Elitisisme adalah pandangan bahwa hanya sekelompok kecil orang yang dianggap (menganggap dirinya) “elit” saja yang lebih memiliki privilage dalam memimpin maupun mengambil keputusan untuk orang banyak.

Anggapan kelayakan itu bisa datang dari beragam faktor. Kekayaan, pendidikan, kecerdasan, kekuasaan, atau status sosial. Bisa riil, bisa hanya sebuah citra. Mereka dianggap lebih layak memimpin, memengaruhi keputusan, atau menerima hak istimewa dibanding masyarakat luas.

Elitisisme memiliki ciri-ciri kepercayaan nyaris absolut pada imaginasi superioritas segelintir orang. Bahwa hanya orang-orang tertentu saja yang kompeten dan bisa membuat keputusan. Cenderung meminggirkan rakyat biasa.

Bias terhadap status sosial. Orang dengan gelar, jabatan atau koneksi sosial lebih dihargai dan dianggap paling berhak mengambil keputusan untuk kebanyakan orang. Tertutup dan eklusif. Menjaga jarak dari publik dan sulit diakses masyarakat luas. Kecuali punya orang dalam.

Birokratisisme adalah kecenderungan suatu sistem pemerintahan atau organisasi untuk terlalu bergantung pada aturan, prosedur, dan hierarki formal. Proses menjadi lambat, kaku, dan tidak efisien.

BACA JUGA :  KDM Paparkan Konsep Pembangunan Berbasis Budaya saat Isi Kuliah Umum di UI

Ciri-cirinya terlalu banyak prosedur dan aturan. Hierarkinya kaku. Dokumentasi formal secara berlebihan (untuk pencitraan). Kurang inovasi dan fleksibilitas.

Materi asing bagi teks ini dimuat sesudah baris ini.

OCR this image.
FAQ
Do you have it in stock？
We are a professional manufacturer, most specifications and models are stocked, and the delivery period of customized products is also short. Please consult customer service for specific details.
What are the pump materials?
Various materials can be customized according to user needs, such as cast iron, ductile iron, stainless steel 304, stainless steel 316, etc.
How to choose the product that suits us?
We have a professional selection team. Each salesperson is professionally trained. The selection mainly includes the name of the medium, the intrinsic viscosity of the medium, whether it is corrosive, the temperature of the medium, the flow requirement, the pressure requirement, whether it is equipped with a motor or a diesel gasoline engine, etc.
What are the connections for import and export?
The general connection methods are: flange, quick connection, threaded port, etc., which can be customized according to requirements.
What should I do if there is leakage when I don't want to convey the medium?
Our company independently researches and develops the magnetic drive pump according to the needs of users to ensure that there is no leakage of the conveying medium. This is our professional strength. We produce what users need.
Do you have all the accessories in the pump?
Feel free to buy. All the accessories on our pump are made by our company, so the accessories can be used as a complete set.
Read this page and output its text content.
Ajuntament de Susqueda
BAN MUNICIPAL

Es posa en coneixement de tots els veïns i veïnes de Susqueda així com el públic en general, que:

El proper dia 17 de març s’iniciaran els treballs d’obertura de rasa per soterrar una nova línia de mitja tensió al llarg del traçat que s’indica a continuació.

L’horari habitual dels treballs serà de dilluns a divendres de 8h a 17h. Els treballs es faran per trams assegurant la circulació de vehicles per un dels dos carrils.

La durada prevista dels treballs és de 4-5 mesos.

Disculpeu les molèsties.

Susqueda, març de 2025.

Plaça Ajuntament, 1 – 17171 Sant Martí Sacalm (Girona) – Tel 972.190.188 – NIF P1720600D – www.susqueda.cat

Rakyat selama ini terpenjara oleh dua budaya itu. Elitisisme dan biokratisme. Rakyat dibuat tidak berdaya oleh keduanya. Rakyat hanya dibutuhkan untuk memperoleh dukungan suara politik. Setelah itu pejabat yang bersangkutan kembali kedalam cangkang elitisisme dan biroratisme.

KDM melabrak dua tradisi itu. Ia mendekat dan tetap membuka saluran dari rakyat yang dilayaninya. Ia datangi masalah yang ada di tengah-tengah rakyat. Ia selesaikan secepatnya. Birokrasi yang selama ini menjadikan proses penyelesaian masalah lamban, ia labrak.

Rakyat kemudian melihat langkah KDM sebagai teman dalam membebaskan dirinya dari kungkungan elitisme dan birokratisme itu. Maka rakyat kemudian tergerak secara partisipatif mendukung KDM.

Rakyat menemukan alat perlawanan terhadap elitisisme dan birokratisisme. Selama ini dua tradisi ini menjadi penjara bagi rakyat kebanyakan. Mereka ingin keluar dari penjara itu. Mereka melihat KDM bisa menjadi alat pukulnya.